Ma i numeri dimostrano anche, meglio di ogni spiegazione, l’efficacia dei vaccini. A fronte di un numero di contagi più alto, il 2021 (con la campagna vaccinale avviata ad inizio anno proprio a partire dai più anziani) ha visto scendere il numero di decessi nella fascia 80-89 anni (che rimane la più colpita) sotto quota 100. E il trend dei primi mesi del 2022 continua in questa direzione. I numeri raccontano anche come il covid si sia dimostrato un virus piuttosto “democratico” dal punto di vista della parità di genere, colpendo indistintamente uomini e donne, con una leggera prevalenza (il 52%) dei primi.

Sempre i numeri, però, raccontano anche una storia meno conosciuta. Quella di un territorio che, grazie «al duro lavoro e al buon comportamento di cittadini e Istituzioni», come dichiara Sandro Cinquetti, direttore del Dipartimento di Prevenzione dell’Ulss 1 Dolomiti, «ha avuto un impatto più contenuto della pandemia» rispetto al resto del Veneto.

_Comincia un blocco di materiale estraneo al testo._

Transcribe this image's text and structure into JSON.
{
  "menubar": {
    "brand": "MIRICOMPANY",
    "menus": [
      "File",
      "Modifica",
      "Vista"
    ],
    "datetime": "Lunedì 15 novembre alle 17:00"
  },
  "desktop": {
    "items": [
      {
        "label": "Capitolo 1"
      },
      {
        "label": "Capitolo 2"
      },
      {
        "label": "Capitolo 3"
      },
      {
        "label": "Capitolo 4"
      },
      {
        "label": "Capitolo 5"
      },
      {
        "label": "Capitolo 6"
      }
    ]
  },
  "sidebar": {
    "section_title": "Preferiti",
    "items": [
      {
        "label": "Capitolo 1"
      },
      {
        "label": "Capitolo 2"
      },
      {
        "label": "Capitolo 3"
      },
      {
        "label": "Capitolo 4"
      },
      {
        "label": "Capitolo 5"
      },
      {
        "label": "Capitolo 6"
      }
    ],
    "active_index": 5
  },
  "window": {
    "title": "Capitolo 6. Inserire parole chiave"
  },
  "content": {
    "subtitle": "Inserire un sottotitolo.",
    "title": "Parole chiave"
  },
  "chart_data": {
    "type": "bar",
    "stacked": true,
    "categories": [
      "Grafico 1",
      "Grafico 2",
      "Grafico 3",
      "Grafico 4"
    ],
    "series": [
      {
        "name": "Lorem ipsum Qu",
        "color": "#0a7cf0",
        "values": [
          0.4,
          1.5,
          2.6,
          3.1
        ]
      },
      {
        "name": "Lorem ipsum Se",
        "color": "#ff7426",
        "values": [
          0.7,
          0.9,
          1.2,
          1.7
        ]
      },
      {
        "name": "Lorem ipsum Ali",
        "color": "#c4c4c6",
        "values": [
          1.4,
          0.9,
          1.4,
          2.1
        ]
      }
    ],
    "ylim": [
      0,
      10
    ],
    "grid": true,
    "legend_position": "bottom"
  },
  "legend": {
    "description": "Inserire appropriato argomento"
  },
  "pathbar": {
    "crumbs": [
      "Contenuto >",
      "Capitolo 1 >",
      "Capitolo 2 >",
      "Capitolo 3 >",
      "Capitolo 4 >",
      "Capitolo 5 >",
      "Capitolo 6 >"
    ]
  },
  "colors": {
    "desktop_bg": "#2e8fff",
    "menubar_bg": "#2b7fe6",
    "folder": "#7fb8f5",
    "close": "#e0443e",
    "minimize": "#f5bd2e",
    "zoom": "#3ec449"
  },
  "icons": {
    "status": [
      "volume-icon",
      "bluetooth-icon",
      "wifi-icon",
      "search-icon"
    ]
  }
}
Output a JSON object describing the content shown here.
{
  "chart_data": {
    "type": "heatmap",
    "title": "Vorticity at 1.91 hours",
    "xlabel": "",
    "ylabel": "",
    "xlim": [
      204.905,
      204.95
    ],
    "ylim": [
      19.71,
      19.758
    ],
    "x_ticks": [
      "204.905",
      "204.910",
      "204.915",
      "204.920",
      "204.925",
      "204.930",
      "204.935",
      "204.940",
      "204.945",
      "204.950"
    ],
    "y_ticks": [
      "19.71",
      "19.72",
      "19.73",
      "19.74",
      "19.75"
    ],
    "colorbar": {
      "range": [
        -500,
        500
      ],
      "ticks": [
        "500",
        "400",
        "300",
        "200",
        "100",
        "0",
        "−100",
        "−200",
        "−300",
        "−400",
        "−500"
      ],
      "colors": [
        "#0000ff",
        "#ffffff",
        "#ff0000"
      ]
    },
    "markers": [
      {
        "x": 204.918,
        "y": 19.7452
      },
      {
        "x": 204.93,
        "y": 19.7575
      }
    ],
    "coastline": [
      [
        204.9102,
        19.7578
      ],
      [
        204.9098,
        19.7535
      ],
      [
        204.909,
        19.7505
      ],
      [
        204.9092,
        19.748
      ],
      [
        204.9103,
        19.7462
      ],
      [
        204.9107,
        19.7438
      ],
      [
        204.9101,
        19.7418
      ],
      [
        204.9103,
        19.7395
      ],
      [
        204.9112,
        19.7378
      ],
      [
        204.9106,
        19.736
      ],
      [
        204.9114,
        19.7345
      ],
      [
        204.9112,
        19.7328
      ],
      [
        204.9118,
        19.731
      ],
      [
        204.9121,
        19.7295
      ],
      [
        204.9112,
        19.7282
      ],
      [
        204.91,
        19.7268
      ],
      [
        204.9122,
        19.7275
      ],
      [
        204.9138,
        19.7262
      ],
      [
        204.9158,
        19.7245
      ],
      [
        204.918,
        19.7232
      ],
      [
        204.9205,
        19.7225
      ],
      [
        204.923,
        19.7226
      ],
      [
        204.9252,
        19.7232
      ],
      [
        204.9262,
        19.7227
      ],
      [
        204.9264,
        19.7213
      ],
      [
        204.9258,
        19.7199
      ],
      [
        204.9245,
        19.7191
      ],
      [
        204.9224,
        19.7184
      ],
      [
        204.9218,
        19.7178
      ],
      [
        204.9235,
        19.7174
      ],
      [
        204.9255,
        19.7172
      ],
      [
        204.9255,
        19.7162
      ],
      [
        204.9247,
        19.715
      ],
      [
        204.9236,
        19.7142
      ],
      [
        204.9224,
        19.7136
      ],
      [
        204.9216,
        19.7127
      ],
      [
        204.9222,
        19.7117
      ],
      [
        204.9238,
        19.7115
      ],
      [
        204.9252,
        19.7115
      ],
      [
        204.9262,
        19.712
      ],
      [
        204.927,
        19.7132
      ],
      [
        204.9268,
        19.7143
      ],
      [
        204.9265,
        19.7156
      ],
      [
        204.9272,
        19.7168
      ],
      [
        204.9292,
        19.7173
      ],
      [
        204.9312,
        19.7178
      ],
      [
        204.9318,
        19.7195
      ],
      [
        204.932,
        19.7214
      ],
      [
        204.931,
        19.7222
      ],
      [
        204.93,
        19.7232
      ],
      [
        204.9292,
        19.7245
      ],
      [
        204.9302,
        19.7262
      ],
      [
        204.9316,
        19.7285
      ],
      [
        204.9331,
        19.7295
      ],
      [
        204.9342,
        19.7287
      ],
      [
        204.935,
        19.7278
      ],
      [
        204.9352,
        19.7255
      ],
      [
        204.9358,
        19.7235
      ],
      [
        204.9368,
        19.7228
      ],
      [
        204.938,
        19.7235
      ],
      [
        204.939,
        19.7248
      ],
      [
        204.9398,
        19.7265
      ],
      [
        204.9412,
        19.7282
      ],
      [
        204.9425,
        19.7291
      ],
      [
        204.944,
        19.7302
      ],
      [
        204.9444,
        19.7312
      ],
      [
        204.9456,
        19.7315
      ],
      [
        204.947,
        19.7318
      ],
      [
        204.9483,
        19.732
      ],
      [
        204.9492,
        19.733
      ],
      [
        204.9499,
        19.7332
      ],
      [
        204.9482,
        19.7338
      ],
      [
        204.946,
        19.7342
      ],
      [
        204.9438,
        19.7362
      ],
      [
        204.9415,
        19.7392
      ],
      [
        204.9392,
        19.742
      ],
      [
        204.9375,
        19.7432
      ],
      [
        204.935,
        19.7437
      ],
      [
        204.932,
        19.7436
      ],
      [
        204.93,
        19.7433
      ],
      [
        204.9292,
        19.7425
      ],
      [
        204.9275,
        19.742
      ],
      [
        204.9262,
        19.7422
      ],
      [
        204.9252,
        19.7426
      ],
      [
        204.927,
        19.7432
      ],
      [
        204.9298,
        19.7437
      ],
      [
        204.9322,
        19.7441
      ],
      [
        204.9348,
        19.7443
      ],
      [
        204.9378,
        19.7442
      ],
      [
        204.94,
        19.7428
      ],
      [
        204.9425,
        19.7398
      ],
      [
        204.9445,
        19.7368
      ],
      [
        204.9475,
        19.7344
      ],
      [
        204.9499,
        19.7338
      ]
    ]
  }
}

Lo dimostrano i dati relativi alla mortalità. Da gennaio 2020 a gennaio 2022 la provincia di Belluno ha visto 5.501 decessi, contro i 5.194 dei due anni precedenti: ovvero il 6% in più. Ma nello stesso periodo in Veneto si sono contate 113.607 vittime, contro le 100.774 del biennio gennaio 2017 – gennaio 2019: l’aumento in questo caso è stato del 13%, oltre il doppio di quello registrato nel Bellunese.

Situazione simile per quanto riguarda i due mesi inziali, quelli di marzo e aprile 2020. Nel Bellunese le vittime sono state 500, contro le 436 della media dello stesso periodo dei due anni precedenti (+15%), mentre in Veneto se ne sono conteggiate 10.568 (contro 8.351, il 27% in più).

Le differenze si riducono prendendo in considerazione il momento più duro della seconda ondata, a cavallo tra novembre 2020 e gennaio 2021. In questo arco di tempo le vittime nel Bellunese sono state esattamente 1.000, il 45% in più rispetto alla media. Poco meno che nel resto del Veneto, dove l’aumento della mortalità nel periodo è stata del 49%.

IL COMMENTO

«Un pensiero per tutte le persone morte di covid e per le loro famiglie, che non hanno potuto vivere in presenza il difficile momento del distacco. I nostri professionisti si sono impegnati, oltre che nella cura, nell’accompagnare le persone decedute in ospedale con affetto e partecipazione – commenta il direttore generale Maria Grazia Carraro -. Il risultato di un incremento di mortalità inferiore alla media, pur con una popolazione con un indice di vecchiaia più elevato, dimostra l’efficacia della gestione dell’emergenza covid nella nostra provincia, fatta dall’impegno quotidiano non solo della sanità ma anche di tutte le Istituzioni, la medicina di famiglia, le farmacie, le forze dell’ordine, il tessuto economico, il mondo della scuola e dell’associazionismo e i volontari che hanno saputo fare squadra in modo corale. Facciamo tesoro di questa esperienza, anche per onorare la memoria delle vittime. Quanto abbiamo vissuto in questi due anni ci deve aiutare ad affrontare questa ulteriore fase con la responsabilità per il bene comune che ha contraddistinto questo periodo».